Figura 4 - Mapa de Localização do município de Marcelino Vieira - RN, nordeste do Brasil.

Fonte: Base Cartográfica IBGE (2017).

O estudo foi desenvolvido em quatro áreas distintas (sítios) dentro do território de Marcelino Vieira– RN. Sítio 1: Várzea do Canto (6°18'50" S, 38°09'83" O); Sítio 2: Caboré (6°31'10" S, 38°16'99" O); Sítio 3: Varzinha (6°37'33" S, 38°16'16" O) e Sítio 4: Junco (6°33'52" S, 38°17'24" O). No sítio 1 foram observadas áreas com Caatinga hiperxerófila (predomínio) e hipoxerófila, mata de galeria, áreas de plantio de culturas anuais como milho e sorgo; uma pequena área lacustre (açude), e quintais produtivos próximo as casas. No sítio 2, Caatinga hiperxerófila, com plantio de cultura anuais como milho.

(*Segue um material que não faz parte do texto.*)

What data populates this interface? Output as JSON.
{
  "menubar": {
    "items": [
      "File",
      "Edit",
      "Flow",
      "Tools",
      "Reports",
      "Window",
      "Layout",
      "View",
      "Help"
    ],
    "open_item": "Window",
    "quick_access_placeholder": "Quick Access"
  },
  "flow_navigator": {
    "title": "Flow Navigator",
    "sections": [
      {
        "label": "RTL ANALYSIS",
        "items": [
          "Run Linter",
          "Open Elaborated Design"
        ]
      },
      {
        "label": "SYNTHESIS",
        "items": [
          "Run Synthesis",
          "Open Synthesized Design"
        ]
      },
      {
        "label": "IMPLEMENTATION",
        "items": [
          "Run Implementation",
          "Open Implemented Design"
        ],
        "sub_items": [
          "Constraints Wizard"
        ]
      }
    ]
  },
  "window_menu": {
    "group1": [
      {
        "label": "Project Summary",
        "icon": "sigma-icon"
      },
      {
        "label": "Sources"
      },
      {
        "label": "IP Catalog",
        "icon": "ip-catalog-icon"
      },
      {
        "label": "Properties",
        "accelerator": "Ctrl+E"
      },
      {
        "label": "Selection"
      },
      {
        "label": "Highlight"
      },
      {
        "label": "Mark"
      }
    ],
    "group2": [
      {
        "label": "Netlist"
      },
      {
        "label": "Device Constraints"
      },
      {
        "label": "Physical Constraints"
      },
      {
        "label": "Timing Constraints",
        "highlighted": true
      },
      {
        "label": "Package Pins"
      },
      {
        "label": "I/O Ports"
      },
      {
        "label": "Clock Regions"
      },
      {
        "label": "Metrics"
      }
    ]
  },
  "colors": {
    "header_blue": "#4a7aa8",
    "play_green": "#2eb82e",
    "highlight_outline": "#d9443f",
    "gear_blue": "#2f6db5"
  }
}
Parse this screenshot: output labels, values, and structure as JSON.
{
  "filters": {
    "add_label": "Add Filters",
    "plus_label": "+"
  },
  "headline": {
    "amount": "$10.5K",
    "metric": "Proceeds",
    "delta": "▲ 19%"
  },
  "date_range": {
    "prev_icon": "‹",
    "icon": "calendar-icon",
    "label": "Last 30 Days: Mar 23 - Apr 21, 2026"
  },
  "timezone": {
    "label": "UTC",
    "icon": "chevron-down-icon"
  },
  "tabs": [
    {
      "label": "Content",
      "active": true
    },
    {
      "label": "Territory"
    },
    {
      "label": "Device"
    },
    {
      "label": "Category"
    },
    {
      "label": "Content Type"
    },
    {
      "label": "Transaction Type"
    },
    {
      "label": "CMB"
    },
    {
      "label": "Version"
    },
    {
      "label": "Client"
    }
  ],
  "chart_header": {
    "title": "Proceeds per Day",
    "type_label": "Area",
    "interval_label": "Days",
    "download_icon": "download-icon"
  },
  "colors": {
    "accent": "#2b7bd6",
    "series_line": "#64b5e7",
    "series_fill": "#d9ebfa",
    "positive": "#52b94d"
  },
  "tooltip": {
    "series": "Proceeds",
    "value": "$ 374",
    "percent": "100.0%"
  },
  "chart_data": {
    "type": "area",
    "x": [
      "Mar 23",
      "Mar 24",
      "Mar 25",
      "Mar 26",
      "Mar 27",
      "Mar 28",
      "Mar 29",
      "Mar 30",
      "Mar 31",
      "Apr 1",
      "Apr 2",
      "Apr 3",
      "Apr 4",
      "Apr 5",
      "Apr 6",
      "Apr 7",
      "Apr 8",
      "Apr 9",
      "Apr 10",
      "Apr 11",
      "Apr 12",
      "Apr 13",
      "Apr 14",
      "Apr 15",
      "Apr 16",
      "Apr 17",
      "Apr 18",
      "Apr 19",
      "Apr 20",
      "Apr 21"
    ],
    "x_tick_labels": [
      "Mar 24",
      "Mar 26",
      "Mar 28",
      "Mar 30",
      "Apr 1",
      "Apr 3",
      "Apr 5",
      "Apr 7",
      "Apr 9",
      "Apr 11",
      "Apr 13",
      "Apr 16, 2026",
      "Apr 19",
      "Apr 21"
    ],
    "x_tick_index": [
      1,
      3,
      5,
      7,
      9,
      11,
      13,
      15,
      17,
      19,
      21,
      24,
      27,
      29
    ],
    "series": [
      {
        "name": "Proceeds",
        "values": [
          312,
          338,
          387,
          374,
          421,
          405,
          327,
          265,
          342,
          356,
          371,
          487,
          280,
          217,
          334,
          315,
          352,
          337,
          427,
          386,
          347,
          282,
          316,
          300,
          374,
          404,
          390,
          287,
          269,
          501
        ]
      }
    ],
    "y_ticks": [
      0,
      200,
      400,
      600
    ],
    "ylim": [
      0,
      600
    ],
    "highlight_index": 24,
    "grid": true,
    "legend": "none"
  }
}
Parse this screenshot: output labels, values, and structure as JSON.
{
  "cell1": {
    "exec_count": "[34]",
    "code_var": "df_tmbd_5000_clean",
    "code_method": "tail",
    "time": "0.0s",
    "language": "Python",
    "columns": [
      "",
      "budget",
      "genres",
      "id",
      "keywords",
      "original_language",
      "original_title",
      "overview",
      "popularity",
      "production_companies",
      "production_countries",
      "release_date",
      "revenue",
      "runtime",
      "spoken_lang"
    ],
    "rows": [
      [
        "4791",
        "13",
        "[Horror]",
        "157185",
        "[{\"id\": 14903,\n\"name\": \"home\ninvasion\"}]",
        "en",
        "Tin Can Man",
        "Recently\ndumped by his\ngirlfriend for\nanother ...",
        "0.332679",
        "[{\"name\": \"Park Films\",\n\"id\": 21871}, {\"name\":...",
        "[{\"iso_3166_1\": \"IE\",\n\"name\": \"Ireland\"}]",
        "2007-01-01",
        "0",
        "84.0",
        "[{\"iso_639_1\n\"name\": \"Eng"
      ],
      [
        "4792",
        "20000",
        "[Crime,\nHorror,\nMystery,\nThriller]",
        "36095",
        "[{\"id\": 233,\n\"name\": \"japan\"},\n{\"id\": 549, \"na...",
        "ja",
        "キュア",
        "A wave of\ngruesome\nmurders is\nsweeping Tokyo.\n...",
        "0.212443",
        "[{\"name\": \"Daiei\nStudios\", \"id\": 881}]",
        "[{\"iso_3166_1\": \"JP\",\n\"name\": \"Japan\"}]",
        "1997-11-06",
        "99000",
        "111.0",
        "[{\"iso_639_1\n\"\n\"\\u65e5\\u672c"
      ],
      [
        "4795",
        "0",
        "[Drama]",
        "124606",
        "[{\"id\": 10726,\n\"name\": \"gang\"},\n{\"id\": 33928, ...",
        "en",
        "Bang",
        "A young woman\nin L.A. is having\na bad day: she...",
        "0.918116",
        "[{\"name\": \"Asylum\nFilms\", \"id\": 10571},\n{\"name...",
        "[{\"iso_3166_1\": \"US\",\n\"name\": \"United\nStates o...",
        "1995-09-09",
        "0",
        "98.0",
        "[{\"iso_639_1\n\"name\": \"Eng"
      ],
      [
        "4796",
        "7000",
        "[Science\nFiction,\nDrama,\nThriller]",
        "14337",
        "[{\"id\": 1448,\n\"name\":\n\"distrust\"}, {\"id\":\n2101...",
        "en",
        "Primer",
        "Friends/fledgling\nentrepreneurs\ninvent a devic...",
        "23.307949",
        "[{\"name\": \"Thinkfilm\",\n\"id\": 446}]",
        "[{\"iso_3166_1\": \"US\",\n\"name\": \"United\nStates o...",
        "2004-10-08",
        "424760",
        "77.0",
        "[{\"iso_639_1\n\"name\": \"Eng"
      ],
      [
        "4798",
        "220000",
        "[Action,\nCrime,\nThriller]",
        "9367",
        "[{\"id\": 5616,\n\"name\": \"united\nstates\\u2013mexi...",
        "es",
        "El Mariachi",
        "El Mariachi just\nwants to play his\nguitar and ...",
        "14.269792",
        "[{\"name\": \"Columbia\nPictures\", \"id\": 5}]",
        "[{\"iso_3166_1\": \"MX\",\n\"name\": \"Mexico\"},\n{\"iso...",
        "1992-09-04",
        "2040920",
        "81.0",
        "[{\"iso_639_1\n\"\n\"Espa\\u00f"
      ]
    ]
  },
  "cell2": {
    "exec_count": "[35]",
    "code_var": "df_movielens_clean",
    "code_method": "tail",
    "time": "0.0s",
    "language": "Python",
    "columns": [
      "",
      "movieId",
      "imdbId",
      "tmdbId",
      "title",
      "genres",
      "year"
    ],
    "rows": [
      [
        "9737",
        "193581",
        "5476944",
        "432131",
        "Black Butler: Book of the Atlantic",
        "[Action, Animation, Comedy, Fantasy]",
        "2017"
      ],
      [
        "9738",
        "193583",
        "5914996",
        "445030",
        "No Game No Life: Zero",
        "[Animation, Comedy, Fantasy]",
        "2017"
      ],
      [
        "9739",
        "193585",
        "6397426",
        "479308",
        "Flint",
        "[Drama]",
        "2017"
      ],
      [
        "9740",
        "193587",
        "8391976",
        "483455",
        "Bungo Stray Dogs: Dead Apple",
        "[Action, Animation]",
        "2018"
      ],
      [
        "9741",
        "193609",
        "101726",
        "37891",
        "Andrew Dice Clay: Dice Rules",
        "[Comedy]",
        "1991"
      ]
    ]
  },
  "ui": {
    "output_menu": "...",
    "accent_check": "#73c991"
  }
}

No sítio 3, áreas de Caatinga hipo (predomínio) e hiperxerófila, mata galeria, e áreas com plantio de culturas anuais como milho e abóbora, e quintais produtivos próximos as casas. No sítio 4, predomina a Caatinga hiperxerófila e uma grande área lacustre (açude Marcelino Vieira, principal reservatório da cidade).